Хвалился он тем, что две комнаты застелил этой охотничьей добычей, среди которой лежал и памятный медведь, что уже схватил было лапами коня Лешека, когда тот ему нанёс смертельный удар…
Эта комната, сказать правду, была наиболее милой князу, но для серьёзного совещания очень опасной; епископ знал об этом по опыту, потому что, сколько бы раз тут не проходили заседания, Лешек их всегда прерывал, говоря о своих доспехах, оружии и охотничьих деяниях. Как охотник, как рыцарь, он любил о том рассказывать, а самыми приятными ему были те, что слушали его охотно и восхищались его ловкостью, которой, впрочем, никто не мог отрицать.
Указав ксендзу место на устланном кресле, сам князь стал напротив него, а за ним, опираясь на свою трость, стояли канцлер и отошедший в сторону Воевода.
Лицо Лешека снова, словно умоляя епископа о милости, улыбалось ему, из Иво смех вызвать не в состоянии. Видно было, что князь, ничего слишком важного в разговоре не ожидая, хотел от него быстро отделаться. Поглядев на епископа, который размышлял, думая, с чего начнёт, Лешек тоже нахмурился.
– Мне очень не везёт с тем, – отозвался Иво, – что почти всегда предназначен быть для вашей милости птицей, пророчащей плохое…
– Напротив, – отпарировал Лешек живо, – вы для меня лучший опекун и отец.
– Но из любви и заботы о вас всегда приношу плохие новости.
– Плохие ли? Отец мой? – спросил князь, складывая руки.
– Всякая жизнь трудна, а вы сами сказали, – отозвался епископ, – тем более у тех, кто сидит выше.
– Значит, помогите мне от этого зла… – живо сказал Лешек. – Помогите его избежать. Но вы, отец мой дорогой, – добавил он, – с этой вашей отцовской нежностью ко мне, часто, может, больше видите плохого, нежели есть. Я рад бы и во зло, и в злых, что его делают, не верить.
– Всё же, милостивый пане, – вздохнул Иво, – Бог допускает зло, чтобы было критерием доброго…
Наступила минута молчания.
– Сами будучи добрым, – доложил Иво, – вы не хотите, милостивый пане, верить в людскую превратность.
– Но о ком вы говорите? – торопя, чтобы быстрей освободиться, воскликнул князь.
– Начнём с Одонича, – отозвался епископ, – из плохих этот, по-видимому, самый худший, если не нужно ещё первенства перед ним дать его шурину, Святополку.
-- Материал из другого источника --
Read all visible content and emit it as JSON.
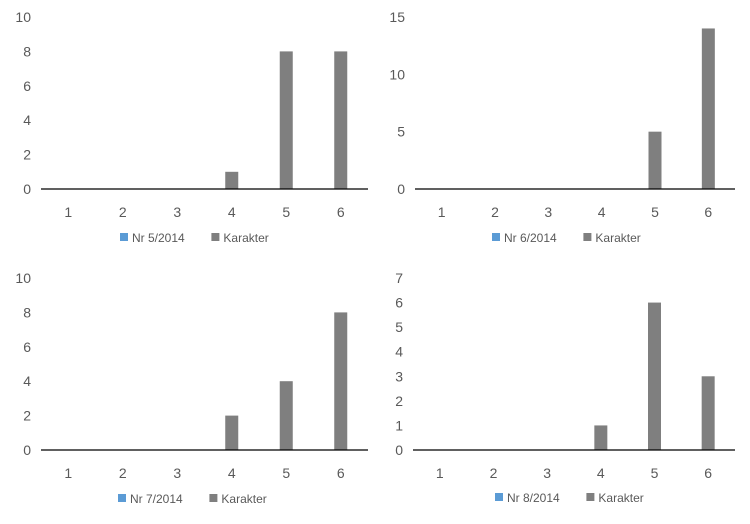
{
  "colors": {
    "series1": "#5B9BD5",
    "series2": "#7F7F7F",
    "axis": "#000000",
    "text": "#595959"
  },
  "chart_data": [
    {
      "type": "bar",
      "categories": [
        "1",
        "2",
        "3",
        "4",
        "5",
        "6"
      ],
      "series": [
        {
          "name": "Nr 5/2014",
          "values": [
            0,
            0,
            0,
            0,
            0,
            0
          ]
        },
        {
          "name": "Karakter",
          "values": [
            0,
            0,
            0,
            1,
            8,
            8
          ]
        }
      ],
      "yticks": [
        0,
        2,
        4,
        6,
        8,
        10
      ],
      "ylim": [
        0,
        10
      ],
      "grid": false,
      "legend": "bottom"
    },
    {
      "type": "bar",
      "categories": [
        "1",
        "2",
        "3",
        "4",
        "5",
        "6"
      ],
      "series": [
        {
          "name": "Nr 6/2014",
          "values": [
            0,
            0,
            0,
            0,
            0,
            0
          ]
        },
        {
          "name": "Karakter",
          "values": [
            0,
            0,
            0,
            0,
            5,
            14
          ]
        }
      ],
      "yticks": [
        0,
        5,
        10,
        15
      ],
      "ylim": [
        0,
        15
      ],
      "grid": false,
      "legend": "bottom"
    },
    {
      "type": "bar",
      "categories": [
        "1",
        "2",
        "3",
        "4",
        "5",
        "6"
      ],
      "series": [
        {
          "name": "Nr 7/2014",
          "values": [
            0,
            0,
            0,
            0,
            0,
            0
          ]
        },
        {
          "name": "Karakter",
          "values": [
            0,
            0,
            0,
            2,
            4,
            8
          ]
        }
      ],
      "yticks": [
        0,
        2,
        4,
        6,
        8,
        10
      ],
      "ylim": [
        0,
        10
      ],
      "grid": false,
      "legend": "bottom"
    },
    {
      "type": "bar",
      "categories": [
        "1",
        "2",
        "3",
        "4",
        "5",
        "6"
      ],
      "series": [
        {
          "name": "Nr 8/2014",
          "values": [
            0,
            0,
            0,
            0,
            0,
            0
          ]
        },
        {
          "name": "Karakter",
          "values": [
            0,
            0,
            0,
            1,
            6,
            3
          ]
        }
      ],
      "yticks": [
        0,
        1,
        2,
        3,
        4,
        5,
        6,
        7
      ],
      "ylim": [
        0,
        7
      ],
      "grid": false,
      "legend": "bottom"
    }
  ]
}
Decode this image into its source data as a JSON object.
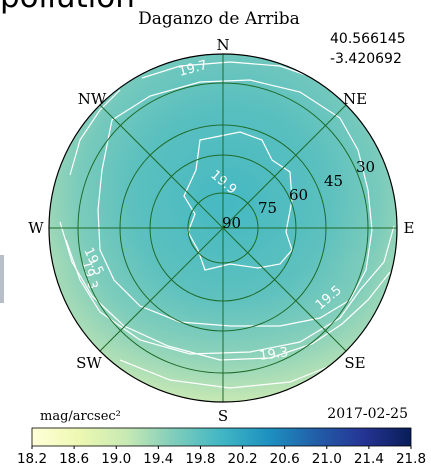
{
  "page_heading_fragment": "pollution",
  "chart_data": {
    "type": "polar-contour",
    "title": "Daganzo de Arriba",
    "coordinates": {
      "latitude": "40.566145",
      "longitude": "-3.420692"
    },
    "date": "2017-02-25",
    "colorbar_label": "mag/arcsec²",
    "compass": [
      "N",
      "NE",
      "E",
      "SE",
      "S",
      "SW",
      "W",
      "NW"
    ],
    "altitude_ticks": [
      "90",
      "75",
      "60",
      "45",
      "30"
    ],
    "colorbar_ticks": [
      "18.2",
      "18.6",
      "19.0",
      "19.4",
      "19.8",
      "20.2",
      "20.6",
      "21.0",
      "21.4",
      "21.8"
    ],
    "colorbar_range": [
      18.2,
      21.8
    ],
    "contour_labels": [
      "19.7",
      "19.9",
      "19.5",
      "19.3",
      "19.5",
      "19.3"
    ],
    "colors": {
      "sky_center": "#45b9c2",
      "sky_mid": "#64c3bd",
      "sky_edge_low": "#bfe5b8",
      "sky_edge_high": "#88d0bc",
      "grid": "#1d6b2a",
      "contour": "#ffffff",
      "colormap": [
        "#ffffd9",
        "#edf8b1",
        "#c7e9b4",
        "#7fcdbb",
        "#41b6c4",
        "#1d91c0",
        "#225ea8",
        "#253494",
        "#081d58"
      ]
    }
  }
}
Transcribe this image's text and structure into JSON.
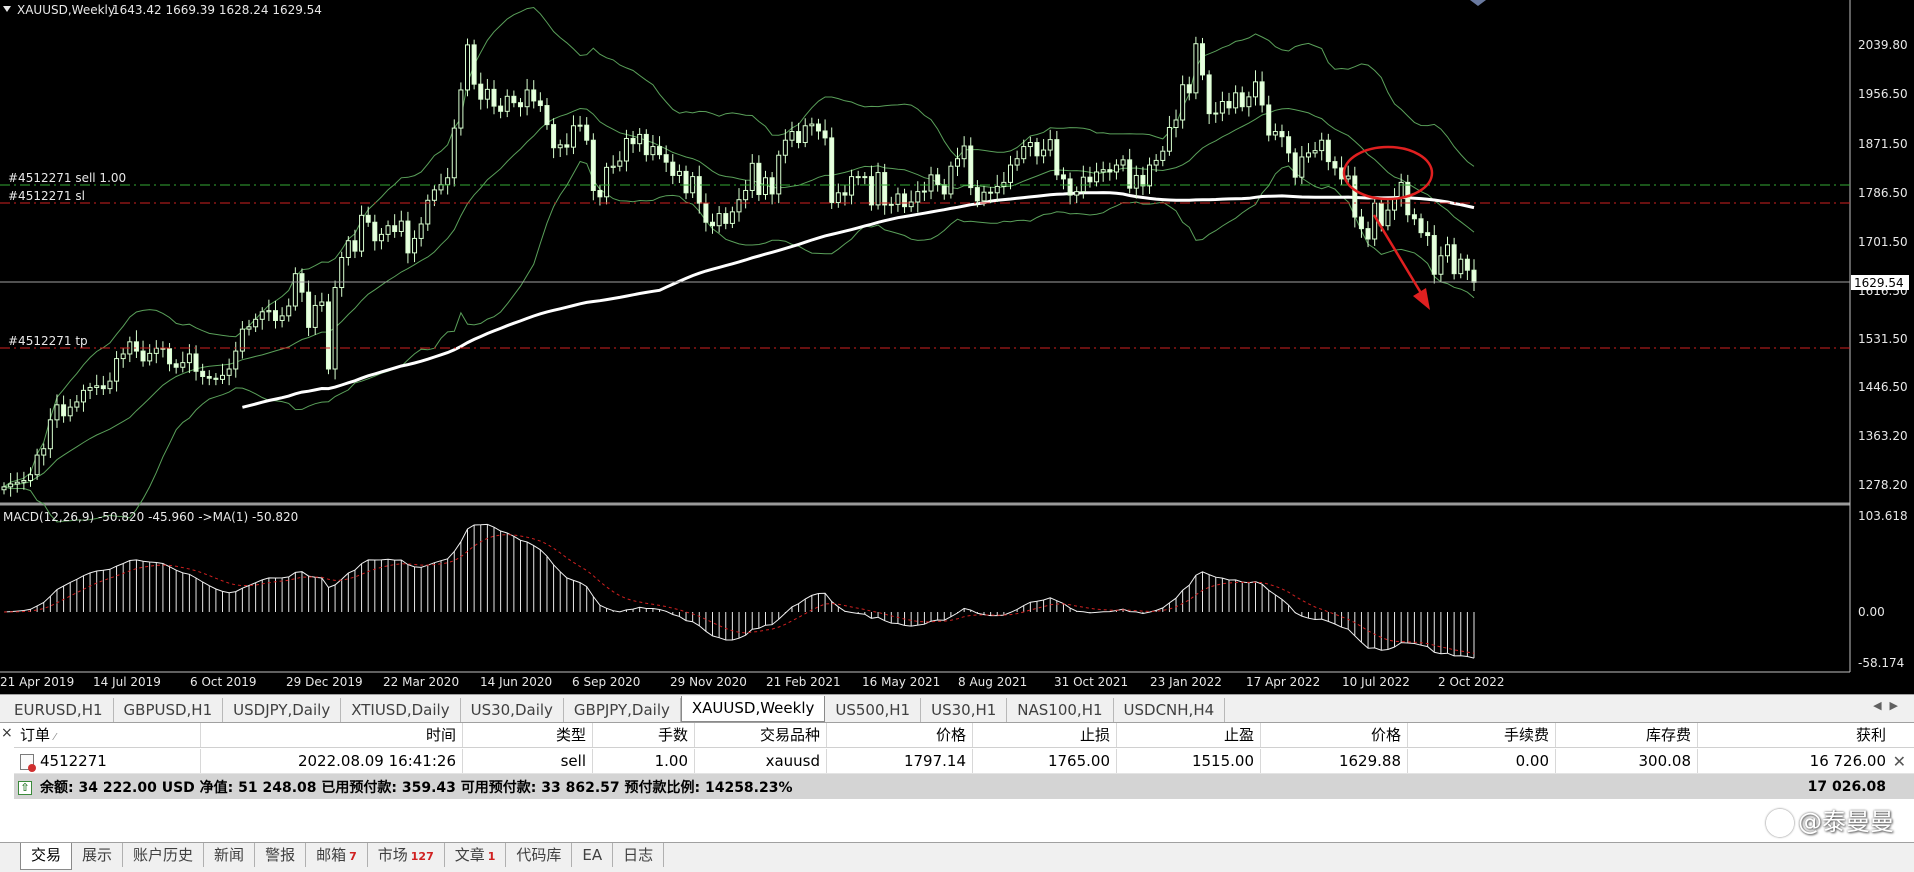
{
  "chart_header": {
    "symbol_label": "XAUUSD,Weekly",
    "ohlc": "1643.42 1669.39 1628.24 1629.54"
  },
  "price_axis": {
    "labels": [
      "2039.80",
      "1956.50",
      "1871.50",
      "1786.50",
      "1701.50",
      "1616.50",
      "1531.50",
      "1446.50",
      "1363.20",
      "1278.20"
    ],
    "current_price": "1629.54"
  },
  "macd_axis": {
    "labels": [
      "103.618",
      "0.00",
      "-58.174"
    ]
  },
  "macd_label": "MACD(12,26,9) -50.820 -45.960  ->MA(1) -50.820",
  "order_lines": {
    "sell_label": "#4512271 sell 1.00",
    "sl_label": "#4512271 sl",
    "tp_label": "#4512271 tp",
    "sell_price": 1797.14,
    "sl_price": 1765.0,
    "tp_price": 1515.0
  },
  "date_axis": [
    "21 Apr 2019",
    "14 Jul 2019",
    "6 Oct 2019",
    "29 Dec 2019",
    "22 Mar 2020",
    "14 Jun 2020",
    "6 Sep 2020",
    "29 Nov 2020",
    "21 Feb 2021",
    "16 May 2021",
    "8 Aug 2021",
    "31 Oct 2021",
    "23 Jan 2022",
    "17 Apr 2022",
    "10 Jul 2022",
    "2 Oct 2022"
  ],
  "chart_data": {
    "type": "candlestick",
    "symbol": "XAUUSD",
    "timeframe": "Weekly",
    "ylim": [
      1200,
      2110
    ],
    "weekly_close": [
      1275,
      1280,
      1283,
      1286,
      1296,
      1330,
      1341,
      1391,
      1417,
      1398,
      1413,
      1422,
      1442,
      1447,
      1450,
      1445,
      1458,
      1497,
      1505,
      1526,
      1510,
      1493,
      1506,
      1515,
      1514,
      1488,
      1482,
      1490,
      1505,
      1475,
      1466,
      1463,
      1461,
      1468,
      1479,
      1510,
      1548,
      1552,
      1565,
      1578,
      1580,
      1563,
      1571,
      1588,
      1644,
      1612,
      1551,
      1589,
      1595,
      1479,
      1620,
      1672,
      1701,
      1683,
      1745,
      1733,
      1701,
      1712,
      1727,
      1717,
      1735,
      1680,
      1705,
      1730,
      1771,
      1789,
      1798,
      1810,
      1896,
      1962,
      2040,
      1972,
      1946,
      1963,
      1934,
      1925,
      1951,
      1940,
      1933,
      1962,
      1943,
      1935,
      1902,
      1862,
      1867,
      1863,
      1900,
      1901,
      1875,
      1788,
      1777,
      1828,
      1830,
      1839,
      1878,
      1869,
      1885,
      1850,
      1864,
      1850,
      1837,
      1814,
      1821,
      1784,
      1812,
      1766,
      1733,
      1727,
      1748,
      1731,
      1751,
      1772,
      1788,
      1835,
      1781,
      1810,
      1782,
      1849,
      1875,
      1890,
      1871,
      1900,
      1903,
      1891,
      1879,
      1767,
      1784,
      1780,
      1812,
      1811,
      1812,
      1763,
      1819,
      1763,
      1764,
      1782,
      1760,
      1768,
      1786,
      1787,
      1815,
      1798,
      1782,
      1830,
      1843,
      1865,
      1793,
      1770,
      1785,
      1784,
      1795,
      1802,
      1832,
      1843,
      1864,
      1871,
      1848,
      1858,
      1876,
      1815,
      1808,
      1780,
      1786,
      1811,
      1803,
      1820,
      1824,
      1820,
      1832,
      1841,
      1792,
      1814,
      1796,
      1832,
      1840,
      1856,
      1897,
      1910,
      1971,
      1957,
      2042,
      1988,
      1921,
      1922,
      1942,
      1931,
      1957,
      1933,
      1950,
      1976,
      1936,
      1884,
      1890,
      1881,
      1853,
      1811,
      1846,
      1853,
      1857,
      1875,
      1838,
      1827,
      1808,
      1813,
      1742,
      1722,
      1704,
      1766,
      1727,
      1754,
      1775,
      1802,
      1746,
      1739,
      1715,
      1710,
      1643,
      1675,
      1694,
      1644,
      1669,
      1650,
      1629
    ]
  }
}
Одонич, жадный до царствования, как дед его, Мешко, имеет его желания и железное упрямство, и его пример перед собой, но стократ более виновен Святополк, который, милостью вашей и вашего отца назначенный великорадцей Поморья, хочет его незаконно и неблагодарно захватить и оторвать.
– Ах! – воскликнул Лешек. – Святополк имеет в себе буйную кровь Яксов – это правда, но кто же знает, Одонич ли его, или он Одонича подстрекает и хитрит. Они оба не кажутся мне опасными.
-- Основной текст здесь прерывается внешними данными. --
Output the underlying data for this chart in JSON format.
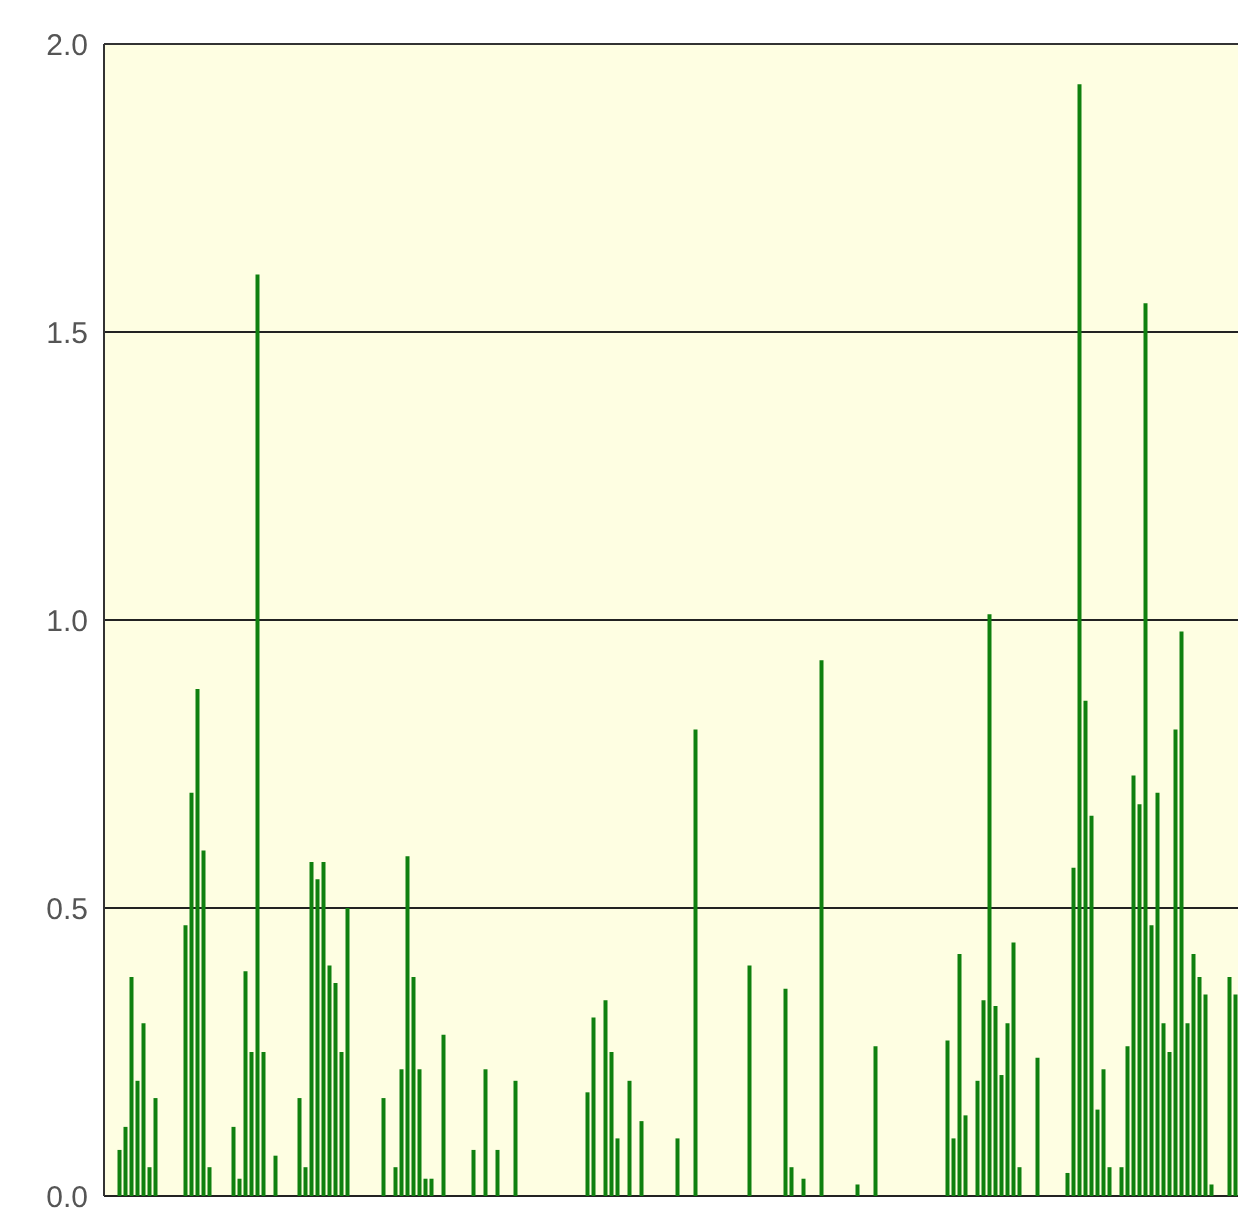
{
  "chart_data": {
    "type": "bar",
    "categories": [
      null,
      null,
      null,
      null,
      null,
      null,
      null,
      null,
      null,
      null,
      null,
      null,
      null,
      null,
      null,
      null,
      null,
      null,
      null,
      null,
      null,
      null,
      null,
      null,
      null,
      null,
      null,
      null,
      null,
      null,
      null,
      null,
      null,
      null,
      null,
      null,
      null,
      null,
      null,
      null,
      null,
      null,
      null,
      null,
      null,
      null,
      null,
      null,
      null,
      null,
      null,
      null,
      null,
      null,
      null,
      null,
      null,
      null,
      null,
      null,
      null,
      null,
      null,
      null,
      null,
      null,
      null,
      null,
      null,
      null,
      null,
      null,
      null,
      null,
      null,
      null,
      null,
      null,
      null,
      null,
      null,
      null,
      null,
      null,
      null,
      null,
      null,
      null,
      null,
      null,
      null,
      null,
      null,
      null,
      null,
      null,
      null,
      null,
      null,
      null,
      null,
      null,
      null,
      null,
      null,
      null,
      null,
      null,
      null,
      null,
      null,
      null,
      null,
      null,
      null,
      null,
      null,
      null,
      null,
      null,
      null,
      null,
      null,
      null,
      null,
      null,
      null,
      null,
      null,
      null,
      null,
      null,
      null,
      null,
      null,
      null,
      null,
      null,
      null,
      null,
      null,
      null,
      null,
      null,
      null,
      null,
      null,
      null,
      null,
      null,
      null,
      null,
      null,
      null,
      null,
      null,
      null,
      null,
      null,
      null,
      null,
      null,
      null,
      null,
      null,
      null,
      null,
      null,
      null,
      null,
      null,
      null,
      null,
      null,
      null,
      null,
      null,
      null,
      null,
      null,
      null,
      null,
      null,
      null,
      null,
      null,
      null,
      null,
      null
    ],
    "values": [
      0,
      0,
      0.08,
      0.12,
      0.38,
      0.2,
      0.3,
      0.05,
      0.17,
      0,
      0,
      0,
      0,
      0.47,
      0.7,
      0.88,
      0.6,
      0.05,
      0,
      0,
      0,
      0.12,
      0.03,
      0.39,
      0.25,
      1.6,
      0.25,
      0,
      0.07,
      0,
      0,
      0,
      0.17,
      0.05,
      0.58,
      0.55,
      0.58,
      0.4,
      0.37,
      0.25,
      0.5,
      0,
      0,
      0,
      0,
      0,
      0.17,
      0,
      0.05,
      0.22,
      0.59,
      0.38,
      0.22,
      0.03,
      0.03,
      0,
      0.28,
      0,
      0,
      0,
      0,
      0.08,
      0,
      0.22,
      0,
      0.08,
      0,
      0,
      0.2,
      0,
      0,
      0,
      0,
      0,
      0,
      0,
      0,
      0,
      0,
      0,
      0.18,
      0.31,
      0,
      0.34,
      0.25,
      0.1,
      0,
      0.2,
      0,
      0.13,
      0,
      0,
      0,
      0,
      0,
      0.1,
      0,
      0,
      0.81,
      0,
      0,
      0,
      0,
      0,
      0,
      0,
      0,
      0.4,
      0,
      0,
      0,
      0,
      0,
      0.36,
      0.05,
      0,
      0.03,
      0,
      0,
      0.93,
      0,
      0,
      0,
      0,
      0,
      0.02,
      0,
      0,
      0.26,
      0,
      0,
      0,
      0,
      0,
      0,
      0,
      0,
      0,
      0,
      0,
      0.27,
      0.1,
      0.42,
      0.14,
      0,
      0.2,
      0.34,
      1.01,
      0.33,
      0.21,
      0.3,
      0.44,
      0.05,
      0,
      0,
      0.24,
      0,
      0,
      0,
      0,
      0.04,
      0.57,
      1.93,
      0.86,
      0.66,
      0.15,
      0.22,
      0.05,
      0,
      0.05,
      0.26,
      0.73,
      0.68,
      1.55,
      0.47,
      0.7,
      0.3,
      0.25,
      0.81,
      0.98,
      0.3,
      0.42,
      0.38,
      0.35,
      0.02,
      0,
      0,
      0.38,
      0.35
    ],
    "color": "#0f800f",
    "ylim": [
      0,
      2
    ],
    "yticks": [
      {
        "value": 0,
        "label": "0.0"
      },
      {
        "value": 0.5,
        "label": "0.5"
      },
      {
        "value": 1,
        "label": "1.0"
      },
      {
        "value": 1.5,
        "label": "1.5"
      },
      {
        "value": 2,
        "label": "2.0"
      }
    ],
    "grid": "y",
    "tick_labels": "y"
  }
}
– Милостивый пане, – прервал грубым, понурым голосом канцлер Миколай, – я боюсь, как бы к этим двоим ещё кого-нибудь третьего не пришлось присоединить в реестр твоих неприятелей.
Лешек повернулся к нему, нахмурившись, с упрёком на лице, почти с угрозой, к которой он не привык. Канцлер склонил голову и замолк.
– И я бы был того мнения, что Святополк с Одоничем не имели бы отваги, – прибавил епископ, – если бы они не глядели на кого-то, чьего имени выговорить даже уста содрогаются.